This information has been prepared by IG, a trading name of IG Markets Limited. In addition to the disclaimer below, the material on this page does not contain a record of our trading prices, or an offer of, or solicitation for, a transaction in any financial instrument. IG accepts no responsibility for any use that may be made of these comments and for any consequences that result. No representation or warranty is given as to the accuracy or completeness of this information. Consequently any person acting on it does so entirely at their own risk. Any research provided does not have regard to the specific investment objectives, financial situation and needs of any specific person who may receive it. It has not been prepared in accordance with legal requirements designed to promote the independence of investment research and as such is considered to be a marketing communication. Although we are not specifically constrained from dealing ahead of our recommendations we do not seek to take advantage of them before they are provided to our clients.
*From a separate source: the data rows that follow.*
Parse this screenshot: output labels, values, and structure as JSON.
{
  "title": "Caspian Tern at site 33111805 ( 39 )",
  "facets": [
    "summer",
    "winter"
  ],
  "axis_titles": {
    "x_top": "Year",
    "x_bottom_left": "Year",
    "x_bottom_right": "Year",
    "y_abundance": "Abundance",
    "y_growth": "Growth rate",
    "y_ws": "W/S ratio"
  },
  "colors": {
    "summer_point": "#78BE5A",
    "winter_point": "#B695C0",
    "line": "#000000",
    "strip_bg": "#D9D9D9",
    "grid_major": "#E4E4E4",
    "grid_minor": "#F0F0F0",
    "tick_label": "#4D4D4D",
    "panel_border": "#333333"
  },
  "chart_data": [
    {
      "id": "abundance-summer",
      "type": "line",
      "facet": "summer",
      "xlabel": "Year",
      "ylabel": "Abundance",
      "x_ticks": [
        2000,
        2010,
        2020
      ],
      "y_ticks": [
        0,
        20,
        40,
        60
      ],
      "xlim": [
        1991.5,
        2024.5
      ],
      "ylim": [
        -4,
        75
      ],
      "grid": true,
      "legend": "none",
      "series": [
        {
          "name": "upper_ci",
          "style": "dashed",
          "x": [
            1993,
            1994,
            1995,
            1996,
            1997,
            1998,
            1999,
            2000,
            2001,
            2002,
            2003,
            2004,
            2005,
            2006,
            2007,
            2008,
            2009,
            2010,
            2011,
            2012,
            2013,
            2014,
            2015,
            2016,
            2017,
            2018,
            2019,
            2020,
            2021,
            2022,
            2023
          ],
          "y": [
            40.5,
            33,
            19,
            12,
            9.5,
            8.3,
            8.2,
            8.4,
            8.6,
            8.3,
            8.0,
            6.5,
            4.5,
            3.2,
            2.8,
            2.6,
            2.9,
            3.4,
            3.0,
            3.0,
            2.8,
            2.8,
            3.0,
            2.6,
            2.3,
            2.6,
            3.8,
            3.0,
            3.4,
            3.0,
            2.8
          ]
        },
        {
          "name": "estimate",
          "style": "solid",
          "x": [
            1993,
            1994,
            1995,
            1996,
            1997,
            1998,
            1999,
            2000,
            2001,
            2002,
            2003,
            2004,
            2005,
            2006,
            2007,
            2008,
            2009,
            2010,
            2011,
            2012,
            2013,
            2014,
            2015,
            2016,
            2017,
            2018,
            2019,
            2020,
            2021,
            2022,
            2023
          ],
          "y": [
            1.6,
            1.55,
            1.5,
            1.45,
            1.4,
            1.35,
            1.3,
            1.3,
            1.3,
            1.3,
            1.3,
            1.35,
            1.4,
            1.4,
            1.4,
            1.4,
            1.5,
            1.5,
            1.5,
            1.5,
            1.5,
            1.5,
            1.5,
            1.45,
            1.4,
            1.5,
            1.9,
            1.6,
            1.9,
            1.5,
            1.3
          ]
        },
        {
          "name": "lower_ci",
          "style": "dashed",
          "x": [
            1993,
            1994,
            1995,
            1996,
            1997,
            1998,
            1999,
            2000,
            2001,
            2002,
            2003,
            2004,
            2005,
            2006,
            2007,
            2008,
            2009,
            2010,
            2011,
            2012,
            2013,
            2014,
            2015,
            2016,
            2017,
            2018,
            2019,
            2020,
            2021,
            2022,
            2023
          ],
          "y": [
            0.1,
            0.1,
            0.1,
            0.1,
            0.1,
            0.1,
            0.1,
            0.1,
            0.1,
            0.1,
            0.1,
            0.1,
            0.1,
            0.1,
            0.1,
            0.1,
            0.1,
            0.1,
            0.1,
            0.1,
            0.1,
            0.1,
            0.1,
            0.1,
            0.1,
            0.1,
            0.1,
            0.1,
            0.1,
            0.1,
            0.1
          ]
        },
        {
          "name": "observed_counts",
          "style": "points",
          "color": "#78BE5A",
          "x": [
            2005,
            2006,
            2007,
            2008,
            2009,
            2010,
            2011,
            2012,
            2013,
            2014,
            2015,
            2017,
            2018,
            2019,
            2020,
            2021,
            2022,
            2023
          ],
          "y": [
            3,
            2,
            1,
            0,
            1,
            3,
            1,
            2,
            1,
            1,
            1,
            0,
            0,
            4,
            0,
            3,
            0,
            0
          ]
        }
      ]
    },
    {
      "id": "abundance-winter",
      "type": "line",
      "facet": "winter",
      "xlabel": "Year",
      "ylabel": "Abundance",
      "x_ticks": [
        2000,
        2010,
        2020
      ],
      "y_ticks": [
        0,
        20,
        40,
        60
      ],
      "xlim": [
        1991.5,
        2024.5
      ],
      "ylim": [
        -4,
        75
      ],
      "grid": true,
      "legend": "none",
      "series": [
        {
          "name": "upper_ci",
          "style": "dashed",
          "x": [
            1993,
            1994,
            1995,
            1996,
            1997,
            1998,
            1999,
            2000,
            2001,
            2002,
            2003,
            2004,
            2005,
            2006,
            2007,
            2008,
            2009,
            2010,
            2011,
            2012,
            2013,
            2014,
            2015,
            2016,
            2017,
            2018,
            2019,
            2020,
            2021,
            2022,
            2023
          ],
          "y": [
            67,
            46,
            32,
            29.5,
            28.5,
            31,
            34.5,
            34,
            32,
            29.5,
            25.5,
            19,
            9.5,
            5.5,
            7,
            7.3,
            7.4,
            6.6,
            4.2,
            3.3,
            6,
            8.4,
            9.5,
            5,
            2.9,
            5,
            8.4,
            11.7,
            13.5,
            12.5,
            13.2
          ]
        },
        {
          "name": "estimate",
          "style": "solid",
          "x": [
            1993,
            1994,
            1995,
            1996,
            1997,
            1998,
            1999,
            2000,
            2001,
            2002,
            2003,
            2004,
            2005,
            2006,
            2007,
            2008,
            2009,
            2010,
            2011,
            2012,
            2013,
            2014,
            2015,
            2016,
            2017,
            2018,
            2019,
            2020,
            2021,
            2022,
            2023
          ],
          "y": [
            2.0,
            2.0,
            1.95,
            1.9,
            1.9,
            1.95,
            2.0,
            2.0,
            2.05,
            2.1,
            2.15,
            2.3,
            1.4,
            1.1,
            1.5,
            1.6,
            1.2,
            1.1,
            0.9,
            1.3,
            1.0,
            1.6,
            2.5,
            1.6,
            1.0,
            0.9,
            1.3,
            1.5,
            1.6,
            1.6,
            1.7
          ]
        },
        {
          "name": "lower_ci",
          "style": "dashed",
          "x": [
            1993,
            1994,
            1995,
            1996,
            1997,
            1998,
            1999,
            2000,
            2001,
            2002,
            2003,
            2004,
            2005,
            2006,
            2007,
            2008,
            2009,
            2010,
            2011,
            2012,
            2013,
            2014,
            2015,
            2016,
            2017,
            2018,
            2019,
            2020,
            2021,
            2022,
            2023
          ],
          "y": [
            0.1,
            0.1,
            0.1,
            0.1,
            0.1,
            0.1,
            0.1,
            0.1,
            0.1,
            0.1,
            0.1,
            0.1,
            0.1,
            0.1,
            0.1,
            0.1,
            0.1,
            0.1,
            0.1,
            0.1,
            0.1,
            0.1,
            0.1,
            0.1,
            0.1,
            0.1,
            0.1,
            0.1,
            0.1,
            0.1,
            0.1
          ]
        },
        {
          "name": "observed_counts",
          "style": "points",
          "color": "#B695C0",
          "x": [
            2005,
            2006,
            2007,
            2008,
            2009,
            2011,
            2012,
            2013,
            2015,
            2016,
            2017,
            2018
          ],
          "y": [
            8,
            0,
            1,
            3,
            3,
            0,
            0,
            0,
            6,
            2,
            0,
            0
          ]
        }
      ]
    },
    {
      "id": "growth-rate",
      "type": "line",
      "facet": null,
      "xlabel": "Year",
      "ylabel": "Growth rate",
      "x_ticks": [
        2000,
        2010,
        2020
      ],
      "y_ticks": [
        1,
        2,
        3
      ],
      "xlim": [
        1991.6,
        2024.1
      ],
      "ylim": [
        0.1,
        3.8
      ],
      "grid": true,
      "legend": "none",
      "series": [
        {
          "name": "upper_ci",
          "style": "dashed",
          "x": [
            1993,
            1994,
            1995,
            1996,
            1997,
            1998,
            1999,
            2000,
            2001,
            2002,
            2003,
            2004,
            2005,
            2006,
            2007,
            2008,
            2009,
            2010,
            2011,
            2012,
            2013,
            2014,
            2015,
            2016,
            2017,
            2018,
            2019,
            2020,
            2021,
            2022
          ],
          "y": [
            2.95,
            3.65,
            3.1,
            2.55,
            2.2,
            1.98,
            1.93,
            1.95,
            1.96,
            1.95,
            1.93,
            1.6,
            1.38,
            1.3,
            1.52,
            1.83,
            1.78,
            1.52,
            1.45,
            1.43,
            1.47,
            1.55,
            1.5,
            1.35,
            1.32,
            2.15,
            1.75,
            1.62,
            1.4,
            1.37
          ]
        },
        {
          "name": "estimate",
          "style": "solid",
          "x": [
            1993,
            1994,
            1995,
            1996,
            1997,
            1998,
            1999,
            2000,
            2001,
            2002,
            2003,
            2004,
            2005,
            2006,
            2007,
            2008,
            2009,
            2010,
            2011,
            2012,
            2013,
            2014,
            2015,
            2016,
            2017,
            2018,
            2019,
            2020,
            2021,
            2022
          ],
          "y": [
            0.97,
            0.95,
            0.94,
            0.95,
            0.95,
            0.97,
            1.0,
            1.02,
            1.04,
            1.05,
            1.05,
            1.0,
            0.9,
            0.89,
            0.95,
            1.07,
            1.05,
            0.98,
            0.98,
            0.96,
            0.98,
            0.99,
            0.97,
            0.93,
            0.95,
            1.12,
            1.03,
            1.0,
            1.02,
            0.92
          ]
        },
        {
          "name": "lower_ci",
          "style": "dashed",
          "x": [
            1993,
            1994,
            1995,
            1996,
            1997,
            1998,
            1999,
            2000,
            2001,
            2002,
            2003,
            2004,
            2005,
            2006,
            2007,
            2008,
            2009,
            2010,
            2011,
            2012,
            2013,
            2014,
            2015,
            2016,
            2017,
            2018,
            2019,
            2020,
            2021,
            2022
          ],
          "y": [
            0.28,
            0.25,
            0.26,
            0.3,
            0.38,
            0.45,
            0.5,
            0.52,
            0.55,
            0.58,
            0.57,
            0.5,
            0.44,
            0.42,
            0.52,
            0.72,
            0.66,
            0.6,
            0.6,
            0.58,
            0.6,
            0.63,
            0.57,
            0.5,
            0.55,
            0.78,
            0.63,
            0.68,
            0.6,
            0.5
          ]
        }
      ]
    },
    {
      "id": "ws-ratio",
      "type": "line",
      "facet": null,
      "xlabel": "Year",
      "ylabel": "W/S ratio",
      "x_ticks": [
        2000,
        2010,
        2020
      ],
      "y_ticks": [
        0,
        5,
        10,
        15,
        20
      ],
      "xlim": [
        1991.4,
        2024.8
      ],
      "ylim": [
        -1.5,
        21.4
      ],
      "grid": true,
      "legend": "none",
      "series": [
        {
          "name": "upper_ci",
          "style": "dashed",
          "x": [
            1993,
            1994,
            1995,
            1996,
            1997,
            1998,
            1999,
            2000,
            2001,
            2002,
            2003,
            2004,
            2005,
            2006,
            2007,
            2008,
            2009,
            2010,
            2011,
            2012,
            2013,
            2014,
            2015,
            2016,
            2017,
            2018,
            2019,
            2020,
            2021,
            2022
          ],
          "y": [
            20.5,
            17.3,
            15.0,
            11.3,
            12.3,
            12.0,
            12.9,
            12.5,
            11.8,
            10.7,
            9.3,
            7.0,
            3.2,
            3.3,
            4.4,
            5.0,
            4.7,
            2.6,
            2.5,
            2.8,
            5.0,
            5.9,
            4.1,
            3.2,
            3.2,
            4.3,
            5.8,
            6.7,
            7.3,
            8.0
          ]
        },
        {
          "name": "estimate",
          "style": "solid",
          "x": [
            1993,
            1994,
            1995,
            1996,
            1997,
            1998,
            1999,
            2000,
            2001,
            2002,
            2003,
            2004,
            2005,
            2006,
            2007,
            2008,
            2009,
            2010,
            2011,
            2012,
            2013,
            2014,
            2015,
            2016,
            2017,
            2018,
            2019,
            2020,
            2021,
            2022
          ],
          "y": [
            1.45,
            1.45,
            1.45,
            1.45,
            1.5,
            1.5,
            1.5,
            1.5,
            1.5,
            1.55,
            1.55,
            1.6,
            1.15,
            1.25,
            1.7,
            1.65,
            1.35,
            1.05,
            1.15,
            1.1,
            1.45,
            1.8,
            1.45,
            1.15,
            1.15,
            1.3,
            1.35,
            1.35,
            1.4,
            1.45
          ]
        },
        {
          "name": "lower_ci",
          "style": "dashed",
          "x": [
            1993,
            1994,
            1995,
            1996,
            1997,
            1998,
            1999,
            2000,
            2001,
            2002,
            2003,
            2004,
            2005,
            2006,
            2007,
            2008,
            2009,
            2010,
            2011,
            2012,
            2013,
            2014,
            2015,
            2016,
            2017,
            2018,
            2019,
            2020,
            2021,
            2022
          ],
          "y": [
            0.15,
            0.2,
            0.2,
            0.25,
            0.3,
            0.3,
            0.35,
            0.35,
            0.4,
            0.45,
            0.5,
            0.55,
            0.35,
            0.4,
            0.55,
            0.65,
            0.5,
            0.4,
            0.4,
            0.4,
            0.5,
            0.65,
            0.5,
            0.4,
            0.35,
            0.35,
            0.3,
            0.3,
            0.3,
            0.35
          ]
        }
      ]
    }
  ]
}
China has been a focal point today as details from its Third Plenum have finally emerged. The four biggest changes are to the one child policy, the hukou policy (housing registration legislation), private investment and fiscal and tax laws. Different reforms have impacted different industries and the overall reaction today has turned out to be positive, with a sense of optimism that these reforms are for the better.
Property price data out of China today showed further gains underpinned by strong demand and helped fuel equities higher. Whether this means this rise in property prices will lead to some form of tightening remains to be seen, but for now investors are just happy to see that speculation of upcoming reforms have not impacted property prices in October ahead of the Third Plenum. The Hang Seng and Shanghai Composite are leading the gains, while the Nikkei has tacked on moderate gains to add to last week’s monster move higher.
Big week ahead for Japan
On the Japan front, we continue to watch USD/JPY closely ahead of what could be a big week for Japan. USD/JPY is the pair to watch at the moment as it remains elevated and looks to consolidate its break above 100. There are a couple of key releases from Japan this week, including trade balance and the BoJ meeting.
While the BoJ can never be ruled out to throw a few curlers in the mix, many analysts expect no changes to the pace of asset purchases, nor the tone of guidance. A key to look out for on the trade balance side of things is whether we’ll see a pick-up in real exports which is one of the key metrics given recent yen weakness. We might also get developments from Japan’s plan to come up with a package to counter the planned sales tax hike.
On the USD side of the equation, Fedspeak will be the dominant theme with Bernanke, Powell, Tarullo, Dudley, Evans, Bullard Rosengren, George, Plosser, Kocherlakota and Lacker all set to speak. This will help shape up tapering expectations and give us a clearer indication of whether Fed members are in sync with Yellen. Perhaps all this Fedspeak will help the USD stem its slide in the near term. USD/JPY is currently facing near-term resistance in the 100.61 region. Should we see some near-term profit taking, I will still be looking to buy the dips.
Europe in for a flat start
Looking ahead to the European open, the major bourses are facing a flat start with a relatively quiet session on the economic calendar. Current account and trade balance data for the region will be released later today, but aren’t expected to have too big an impact on the single currency. Something to look out for going forward will be how the recent rate cut will affect sentiment indicators. Over in the UK, MPC minutes will be the key event of the week for the pound and might shed more light on the hawkish turn we are seeing. The pound extended its gains after the BoE’s Weale said there has been an upturn in CPI expectations. This cemented some of the comments we had heard from Mark Carney last week and reinforced the idea that a rate cut in 2015 is on the cards.
Banks weigh on the ASX
The ASX has lagged the region today but has done well to come off its lows through the session. There was a great degree of caution at the open, but as soon as China opened and investors got a sense of the overwhelmingly positive reaction to the comments from the Third Plenum, we saw the local market recover. The major materials names are now in the black helped by the move we are seeing in China. However, the banks are lagging and I suspect this is to do with a switch into the cyclical names. Mining services names have been notably firmer today after having been serial underperformers all year.